According to the Global Carbon Project (GCP)'s analysis, carbon emissions reached a record high of 37 billion tons in 2018. An increase in greenhouse gas emissions, and therefore in humanity's carbon footprint, is the primary event associated with global warming. This causes billions of economic losses every year.
What it does
GreenGO is an app that compares the carbon footprints of various routes between user-inputted destinations and starting points. It helps people decide which mobility options to take, based on three dimensions: CO2 emissions, time spent and costs. We designed the app to incentivize users to reduce their CO2 footprint, earning "eco-Tokens", a digital currency that will be used to acquire eco-friendly services, and comparing their archievements with their neighbors. This comparison can be made in multiple scales, e.g. in their cities, regions, state, or country, in an effort to reveal different behaviors around the planet and nurture unity.
How we built it
We defined the idea after two rounds of brainstorming and one of slicing ideas off. During the brainstorm, we focused on quantity instead of quality, producing as many ideas as we could. Then we went to the second stage, group brainstorming, mixing ideas together, and making new ones. In the last stage, we picked one idea we liked most and constructed our product based on it. In the end we finished with a mix idea of an Eco platform to give user awareness of his/her CO2 mobility footprints, using gamification concepts to incentivize them to reduce CO2 footprints (competitively).
Based on the selected idea, we built an A) mobile app that connects to a B) back-end service. The app requests to the back-end the three dimensional features (CO2, time and costs) for moving from one address to another. The back-end, in its turn, requests routing information to the HERE API services for different mobility options (car, bike, and public transportation). Besides, we calculate the CO2 footprint based on estimates we found on scientific articles. This way, we provide many mobility options to the users, and let them chose what makes more sense for them (optimize CO2, time or costs), now that they have the information to proceed.
Challenges we ran into
We could not get the Google Home Assistant in time!

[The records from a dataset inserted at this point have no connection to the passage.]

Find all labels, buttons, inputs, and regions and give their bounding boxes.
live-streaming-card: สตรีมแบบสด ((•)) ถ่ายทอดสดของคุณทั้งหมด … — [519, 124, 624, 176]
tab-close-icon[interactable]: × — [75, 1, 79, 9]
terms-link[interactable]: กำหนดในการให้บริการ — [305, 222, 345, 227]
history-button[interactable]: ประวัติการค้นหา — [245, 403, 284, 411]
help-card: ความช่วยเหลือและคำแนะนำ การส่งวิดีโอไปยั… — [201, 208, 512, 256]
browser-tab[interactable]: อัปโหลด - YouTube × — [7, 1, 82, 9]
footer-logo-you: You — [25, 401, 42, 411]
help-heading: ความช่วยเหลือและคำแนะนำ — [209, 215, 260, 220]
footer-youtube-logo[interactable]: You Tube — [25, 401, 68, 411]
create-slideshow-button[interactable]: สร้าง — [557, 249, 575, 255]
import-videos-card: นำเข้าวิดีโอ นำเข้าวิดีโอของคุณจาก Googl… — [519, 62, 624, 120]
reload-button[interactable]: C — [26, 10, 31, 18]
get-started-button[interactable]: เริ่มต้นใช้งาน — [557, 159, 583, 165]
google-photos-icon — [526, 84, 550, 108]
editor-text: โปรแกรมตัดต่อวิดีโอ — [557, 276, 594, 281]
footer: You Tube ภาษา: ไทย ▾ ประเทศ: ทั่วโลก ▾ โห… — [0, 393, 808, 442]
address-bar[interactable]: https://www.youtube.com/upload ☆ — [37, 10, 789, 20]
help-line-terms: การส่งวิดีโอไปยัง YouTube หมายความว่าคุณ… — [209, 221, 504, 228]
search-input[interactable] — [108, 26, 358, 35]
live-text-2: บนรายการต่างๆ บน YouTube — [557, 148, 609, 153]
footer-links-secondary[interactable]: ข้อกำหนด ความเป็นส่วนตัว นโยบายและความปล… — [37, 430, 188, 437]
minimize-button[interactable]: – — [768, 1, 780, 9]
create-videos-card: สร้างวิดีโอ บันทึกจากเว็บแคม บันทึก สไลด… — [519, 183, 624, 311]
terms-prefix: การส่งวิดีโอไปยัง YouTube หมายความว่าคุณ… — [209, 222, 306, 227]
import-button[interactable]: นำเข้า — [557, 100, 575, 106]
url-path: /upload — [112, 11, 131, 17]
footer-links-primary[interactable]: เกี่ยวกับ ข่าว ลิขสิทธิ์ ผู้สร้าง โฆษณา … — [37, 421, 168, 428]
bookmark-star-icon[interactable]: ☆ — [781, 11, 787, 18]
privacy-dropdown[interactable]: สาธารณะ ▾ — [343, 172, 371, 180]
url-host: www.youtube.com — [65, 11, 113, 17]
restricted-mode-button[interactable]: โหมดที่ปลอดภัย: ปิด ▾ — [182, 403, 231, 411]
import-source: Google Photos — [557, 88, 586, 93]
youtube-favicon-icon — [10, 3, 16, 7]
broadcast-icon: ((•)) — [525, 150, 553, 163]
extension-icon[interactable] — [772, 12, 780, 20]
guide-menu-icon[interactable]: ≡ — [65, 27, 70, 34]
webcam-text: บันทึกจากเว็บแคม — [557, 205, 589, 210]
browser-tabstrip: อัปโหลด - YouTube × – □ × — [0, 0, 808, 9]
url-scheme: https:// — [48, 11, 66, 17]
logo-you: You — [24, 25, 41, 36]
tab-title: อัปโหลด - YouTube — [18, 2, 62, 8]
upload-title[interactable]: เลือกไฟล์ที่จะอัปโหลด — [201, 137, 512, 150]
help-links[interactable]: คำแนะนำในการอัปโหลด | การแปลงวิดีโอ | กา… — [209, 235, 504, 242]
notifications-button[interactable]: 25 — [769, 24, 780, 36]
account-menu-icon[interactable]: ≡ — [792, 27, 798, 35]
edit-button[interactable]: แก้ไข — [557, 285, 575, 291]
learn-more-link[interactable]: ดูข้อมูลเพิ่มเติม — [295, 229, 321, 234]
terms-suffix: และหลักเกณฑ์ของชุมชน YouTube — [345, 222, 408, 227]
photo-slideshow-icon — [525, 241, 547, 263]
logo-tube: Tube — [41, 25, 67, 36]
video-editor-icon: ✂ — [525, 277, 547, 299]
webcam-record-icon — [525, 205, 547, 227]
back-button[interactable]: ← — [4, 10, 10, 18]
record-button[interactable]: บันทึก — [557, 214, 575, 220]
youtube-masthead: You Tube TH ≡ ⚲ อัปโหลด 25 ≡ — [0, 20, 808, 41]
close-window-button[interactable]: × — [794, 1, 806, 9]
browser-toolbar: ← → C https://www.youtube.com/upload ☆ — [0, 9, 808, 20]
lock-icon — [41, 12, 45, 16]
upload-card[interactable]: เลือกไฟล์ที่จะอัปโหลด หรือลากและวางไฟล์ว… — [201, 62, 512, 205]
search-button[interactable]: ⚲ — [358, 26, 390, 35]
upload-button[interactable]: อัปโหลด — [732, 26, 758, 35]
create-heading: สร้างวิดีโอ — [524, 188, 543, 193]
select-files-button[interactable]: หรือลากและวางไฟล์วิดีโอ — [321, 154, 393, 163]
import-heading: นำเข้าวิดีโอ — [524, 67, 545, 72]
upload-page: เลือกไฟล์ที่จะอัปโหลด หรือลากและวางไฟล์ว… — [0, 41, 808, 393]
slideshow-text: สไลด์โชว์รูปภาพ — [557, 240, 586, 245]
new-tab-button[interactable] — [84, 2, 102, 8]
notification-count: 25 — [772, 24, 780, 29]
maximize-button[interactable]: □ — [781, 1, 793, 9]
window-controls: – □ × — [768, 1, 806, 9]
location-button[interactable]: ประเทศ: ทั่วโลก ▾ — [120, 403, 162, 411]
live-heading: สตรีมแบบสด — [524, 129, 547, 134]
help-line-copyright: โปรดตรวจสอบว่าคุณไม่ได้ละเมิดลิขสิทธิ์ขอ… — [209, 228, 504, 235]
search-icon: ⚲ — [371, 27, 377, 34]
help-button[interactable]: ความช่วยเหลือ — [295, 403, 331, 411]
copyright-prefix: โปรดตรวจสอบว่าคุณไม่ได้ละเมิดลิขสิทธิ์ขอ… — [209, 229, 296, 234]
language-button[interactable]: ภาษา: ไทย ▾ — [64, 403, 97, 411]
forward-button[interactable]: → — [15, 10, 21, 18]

Accomplishments that we're proud of
In few minutes we think we got a very good idea to develop, that unites equitable, eco-friendly, and moreover, very likely to be economically viable. The product can help people to make clever decisions based on the information provided about the mobility options they have, focusing on CO2 footprints. As we are developing the product with gamification concepts, it is likely to have a network effect, i.e. people may use and spread the product naturally.
What we learned
To deal with one another in stress (sleepy, hungry)
What's next for GreenGo
We plan to give 'Eco-tokens' to the users when they use eco-friendly services (such as Jump e-bikes), but we haven't closed the business model for it yet.
To make it spread, the users could receive carbon credits that can be exchanged for cash or sold to large companies.
In addition, the platform crowdsources data from specific regions to provide insights on the eco-friendliness to allow cities, schools, and even countries compete against each other to be the most eco-friendly. We can imagine that a city that is very eco-friendly most likely not only has a population with environmentally-helpful habits but also has an infrastructure that supports low carbon transportation. Thus, a measure of eco-friendliness becomes one to aspire for.